At the end of 2012, 11 major UK cities were connected to 4G, which allowed fast browsing on mobile, smartphone, and tablet. Since then, 4G has grown to include nearly 99% of the UK’s population.

Why do we need a different connectivity method?

IoT devices already outnumber the world’s human population, with predictions of 20 billion connected devices by 2020 excluding smartphones, tablets, and computers. For consumers, the main types of connected devices will be vehicles, smart TVs, and digital set-top boxes, according to Gartner, while business use will be dominated by smart electric meters and commercial security cameras. And possibly freight vehicles.

Also, 5G is less reliant on cables: with wireless 5G millimeter waves, insanely fast speeds can be achieved without digging the ground, much like your mobile network for your phone.

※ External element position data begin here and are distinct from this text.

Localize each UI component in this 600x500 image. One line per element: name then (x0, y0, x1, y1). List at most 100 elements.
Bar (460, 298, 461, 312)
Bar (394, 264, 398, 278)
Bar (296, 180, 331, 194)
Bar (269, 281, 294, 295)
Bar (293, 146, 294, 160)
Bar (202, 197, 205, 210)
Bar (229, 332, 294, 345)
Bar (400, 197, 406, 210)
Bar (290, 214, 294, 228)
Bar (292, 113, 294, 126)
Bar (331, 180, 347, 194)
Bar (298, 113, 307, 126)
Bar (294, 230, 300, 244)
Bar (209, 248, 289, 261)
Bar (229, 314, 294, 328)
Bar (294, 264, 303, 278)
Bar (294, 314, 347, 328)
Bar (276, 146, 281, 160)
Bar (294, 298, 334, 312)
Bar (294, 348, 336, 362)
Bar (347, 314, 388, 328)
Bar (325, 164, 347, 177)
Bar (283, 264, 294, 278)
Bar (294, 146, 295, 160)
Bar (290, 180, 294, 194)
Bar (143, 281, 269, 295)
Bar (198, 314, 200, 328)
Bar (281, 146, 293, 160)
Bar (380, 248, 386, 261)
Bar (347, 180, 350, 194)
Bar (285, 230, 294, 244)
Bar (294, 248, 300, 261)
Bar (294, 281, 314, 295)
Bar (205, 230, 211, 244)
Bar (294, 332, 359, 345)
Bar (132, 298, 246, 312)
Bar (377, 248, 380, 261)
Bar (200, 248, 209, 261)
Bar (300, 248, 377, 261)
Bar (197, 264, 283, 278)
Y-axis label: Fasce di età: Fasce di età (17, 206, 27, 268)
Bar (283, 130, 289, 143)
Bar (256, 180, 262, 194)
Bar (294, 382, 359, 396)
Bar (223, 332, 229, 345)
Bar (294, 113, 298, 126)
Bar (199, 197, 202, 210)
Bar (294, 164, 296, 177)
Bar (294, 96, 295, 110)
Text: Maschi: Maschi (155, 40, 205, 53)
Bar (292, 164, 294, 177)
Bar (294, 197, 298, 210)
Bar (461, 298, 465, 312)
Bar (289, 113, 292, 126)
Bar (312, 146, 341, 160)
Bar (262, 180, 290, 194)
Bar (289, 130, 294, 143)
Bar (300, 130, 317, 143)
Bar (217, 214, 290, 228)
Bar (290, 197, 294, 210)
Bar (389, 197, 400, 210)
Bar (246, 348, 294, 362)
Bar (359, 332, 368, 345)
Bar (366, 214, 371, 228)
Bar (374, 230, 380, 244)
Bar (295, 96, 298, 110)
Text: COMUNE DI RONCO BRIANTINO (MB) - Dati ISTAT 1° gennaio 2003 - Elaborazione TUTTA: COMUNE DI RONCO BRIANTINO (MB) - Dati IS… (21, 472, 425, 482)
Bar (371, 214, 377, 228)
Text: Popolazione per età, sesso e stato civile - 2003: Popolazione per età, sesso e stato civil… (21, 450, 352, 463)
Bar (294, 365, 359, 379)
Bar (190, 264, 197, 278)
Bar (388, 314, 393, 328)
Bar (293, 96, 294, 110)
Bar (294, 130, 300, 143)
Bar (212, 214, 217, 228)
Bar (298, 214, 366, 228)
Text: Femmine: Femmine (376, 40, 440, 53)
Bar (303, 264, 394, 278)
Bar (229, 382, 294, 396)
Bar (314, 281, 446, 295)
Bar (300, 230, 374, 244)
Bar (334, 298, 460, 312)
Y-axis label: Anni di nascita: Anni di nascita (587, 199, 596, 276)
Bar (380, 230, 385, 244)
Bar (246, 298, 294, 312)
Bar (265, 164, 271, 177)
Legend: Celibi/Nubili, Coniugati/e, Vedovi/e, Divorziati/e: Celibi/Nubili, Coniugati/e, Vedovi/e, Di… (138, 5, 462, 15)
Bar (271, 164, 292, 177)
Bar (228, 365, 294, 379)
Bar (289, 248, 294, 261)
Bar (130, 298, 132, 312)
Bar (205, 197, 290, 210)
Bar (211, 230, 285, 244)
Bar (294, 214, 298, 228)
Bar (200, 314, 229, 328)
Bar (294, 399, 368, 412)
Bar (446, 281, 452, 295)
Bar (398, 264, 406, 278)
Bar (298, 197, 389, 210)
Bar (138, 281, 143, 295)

Though, because of the very short range, the standard poses new challenges, like the need for a tight need network of antennas, which would currently be challenging outside of densely populated areas.

Testing and release dates

5G is currently being tested in the US, the UK, and a handful of other nations to determine the most efficient method of delivery. Verizon tested 5G at the Superbowl 2018, and will roll out a residential plan for 5 cities in the US.

However, it will take some time before 5G becomes widespread, but it will important to our vision of making the UK the fastest country in Europe.

The future?

We believe the future will be…fibre and wireless.

In other words, over the next few years, ultrafast internet will be the only standard capable of support the demands of augmented and virtual reality streaming, smart vehicles, mobile streaming, content creation and consumption, smart IoT devices and…a lot more.

Fibre will provide the core structure connecting cities, linking the main buildings and districts to ultrafast cabling. Microwave wireless will bridge some of them together. One layer up, 5G wireless will provide the infrastructure across the whole city, and provide backup to fibre-enabled buildings. Outside major urban areas, fibre cables will bring ultrafast connectivity to specific locations.

We’re working hard to make it all happen!